今では,政府がなんらかの手を打って,自国の漁場を守ってほしいと考えているアメリカ人は少なくありません。
領海の問題
たとえこの時期に,アメリカが漁業領海を現行の12マイル(約19㌔)から大きく広げたとしても,12マイル以上の漁業領海を主張した最初の国とはなりません。アイスランドは,漁業に依存している同国の経済を保護するために,1972年9月に領海線を沿岸から50マイル(約80㌔)にまで広げました。この海域では以前から英国の船が漁をしていましたから,これに端を発してその後1年にわたって争われることになった英国との“タラ戦争”が引き起こされました。
最近になって両国間の妥協が成立し,英国は問題になった海域から一定量の魚を獲ることが許されました。それによって英国は,広範囲に及ぶ沿岸水域での漁業を制限するアイスランドの権利を認めたことになります。
他の国々,とりわけラテン・アメリカの諸国やアフリカの幾つかの国は,現在200マイル(約320㌔)の漁業領海を主張しています。領海を侵犯した船舶には重い罰金が課されます。しかし,もしもアメリカがそうした行動を取るなら,アメリカの一般の消費者にとって海産物の価格はほんとうに安くなるでしょうか。
批評家の論によれば答えは否です。そうした人々は,漁業領海を広げても優秀な漁獲装備の代わりにはならない,と言っています。漁業領海が広げられようと,また今のままであろうと,アメリカの海産物バイヤーは品薄の海産物をよりいっそうの高値で買い続けるものと思われます。近代的な装備は多額の費用を要し,同時に魚の数を著しく減少させています。旧来の装備では,漁獲高は少なくなります。結局はどの方法であっても魚の数は減少し,結果として価格の高騰を招きます。
海産物の減少をもたらした他の理由
海洋生物の減少に伴う海産物価格の騰貴を招いた要因として他にも汚染をあげることができます。フランスの海洋探険家ジャーク・イーブ・クストーは,汚染のために海洋生物の数は過去20年間に40%減少したと推定しています。海洋問題に通じている人々は,クストーが問題を誇張して語ったとは考えていません。

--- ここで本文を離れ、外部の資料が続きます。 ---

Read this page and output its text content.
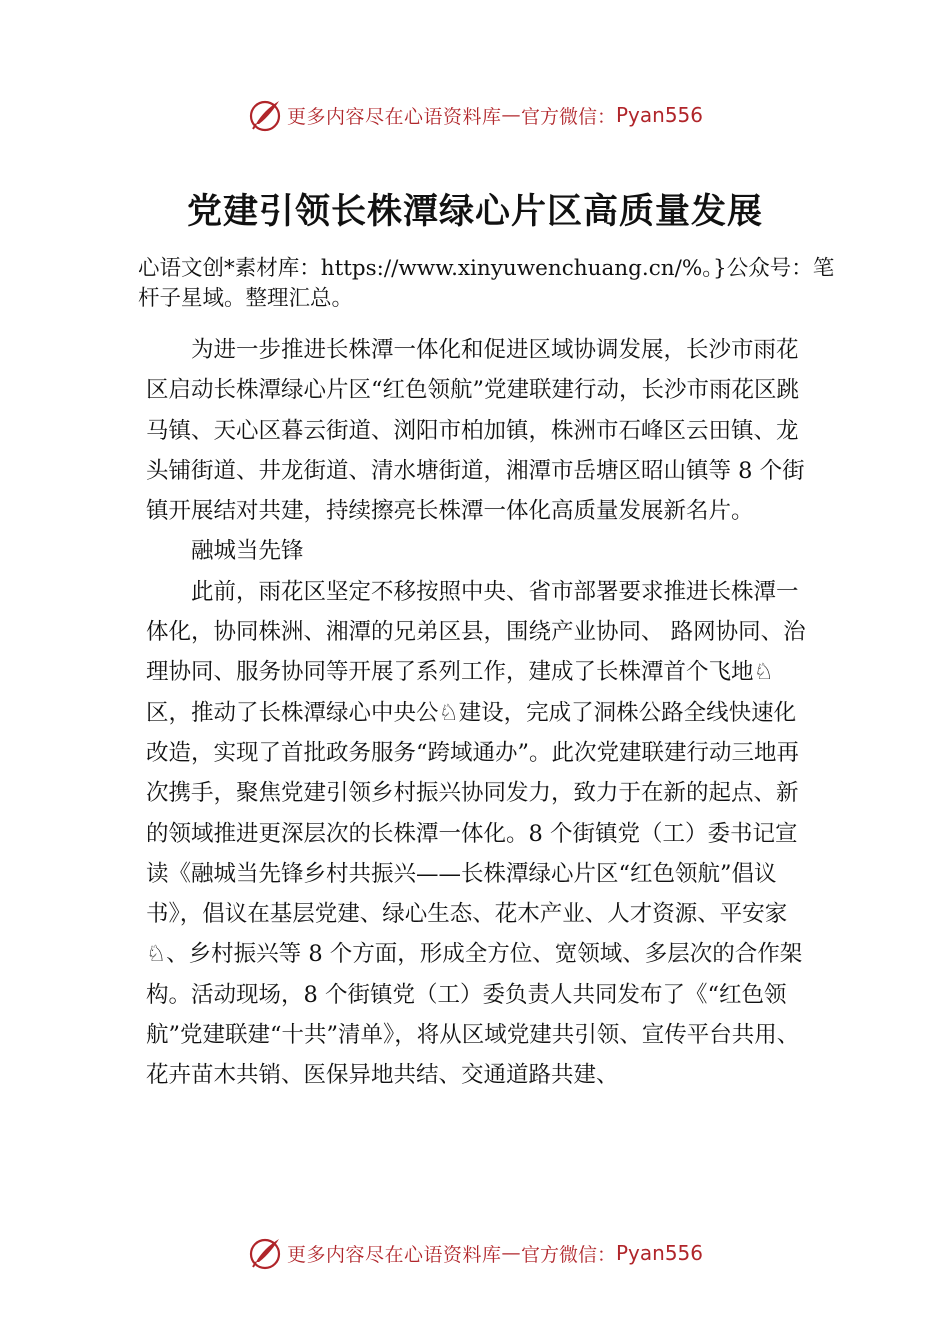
更多内容尽在心语资料库 — 官方微信： Pyan556
党建引领长株潭绿心片区高质量发展
心语文创*素材库：https://www.xinyuwenchuang.cn/%。}公众号：笔杆子星域。整理汇总。

为进一步推进长株潭一体化和促进区域协调发展，长沙市雨花区启动长株潭绿心片区“红色领航”党建联建行动，长沙市雨花区跳马镇、天心区暮云街道、浏阳市柏加镇，株洲市石峰区云田镇、龙头铺街道、井龙街道、清水塘街道，湘潭市岳塘区昭山镇等 8 个街镇开展结对共建，持续擦亮长株潭一体化高质量发展新名片。

融城当先锋

此前，雨花区坚定不移按照中央、省市部署要求推进长株潭一体化，协同株洲、湘潭的兄弟区县，围绕产业协同、 路网协同、治理协同、服务协同等开展了系列工作，建成了长株潭首个飞地♘区，推动了长株潭绿心中央公♘建设，完成了洞株公路全线快速化改造，实现了首批政务服务“跨域通办”。此次党建联建行动三地再次携手，聚焦党建引领乡村振兴协同发力，致力于在新的起点、新的领域推进更深层次的长株潭一体化。8 个街镇党（工）委书记宣读《融城当先锋乡村共振兴——长株潭绿心片区“红色领航”倡议书》，倡议在基层党建、绿心生态、花木产业、人才资源、平安家♘、乡村振兴等 8 个方面，形成全方位、宽领域、多层次的合作架构。活动现场，8 个街镇党（工）委负责人共同发布了《“红色领航”党建联建“十共”清单》，将从区域党建共引领、宣传平台共用、花卉苗木共销、医保异地共结、交通道路共建、

更多内容尽在心语资料库 — 官方微信： Pyan556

水揚げされる魚が一見不足していることには,消費者の側にも原因があります。興味深いことに,西欧諸国で“一般的”とみなされている種類の魚が食卓から姿を消しつつあります。しかし,東洋に住む何百万もの人々は,西欧諸国の人々が“一般的でない”と考えている魚を食べています。こうした魚は西欧の市場では人気がないため,西欧諸国の漁師たちは多くの場合それを捨ててしまいます。ほとんど起きえないことですが,人々の好みが突然変わるなら,もっとたくさんの“食用”魚がすぐにでも姿を見せます。

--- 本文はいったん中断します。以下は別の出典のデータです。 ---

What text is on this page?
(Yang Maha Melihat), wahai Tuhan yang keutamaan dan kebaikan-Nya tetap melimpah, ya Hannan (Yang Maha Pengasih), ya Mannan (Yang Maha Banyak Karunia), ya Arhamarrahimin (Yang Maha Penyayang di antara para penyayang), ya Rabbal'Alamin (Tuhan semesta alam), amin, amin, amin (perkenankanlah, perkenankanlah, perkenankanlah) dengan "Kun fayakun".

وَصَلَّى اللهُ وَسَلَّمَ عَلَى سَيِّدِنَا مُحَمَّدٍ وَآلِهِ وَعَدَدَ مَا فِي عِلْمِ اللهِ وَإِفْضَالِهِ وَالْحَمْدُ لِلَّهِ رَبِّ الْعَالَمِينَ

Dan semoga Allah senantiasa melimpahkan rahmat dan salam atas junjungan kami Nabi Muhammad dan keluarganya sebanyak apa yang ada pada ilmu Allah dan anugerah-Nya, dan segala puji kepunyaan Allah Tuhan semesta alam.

世界の漁業界が直面しているこれらの問題は,今年開催が予定されている国連の海洋法会議で論議されることになっています。それにもかかわらず,何百万という規模で増大する地球の人口を養うための食糧源の問題が海産資源だけで解決されないことは,すべての観察者の目に明らかです。また時には,価格の高騰が経済競争や政治的抗争によって引き起こされ,海産物をほんとうに入手しにくくしています。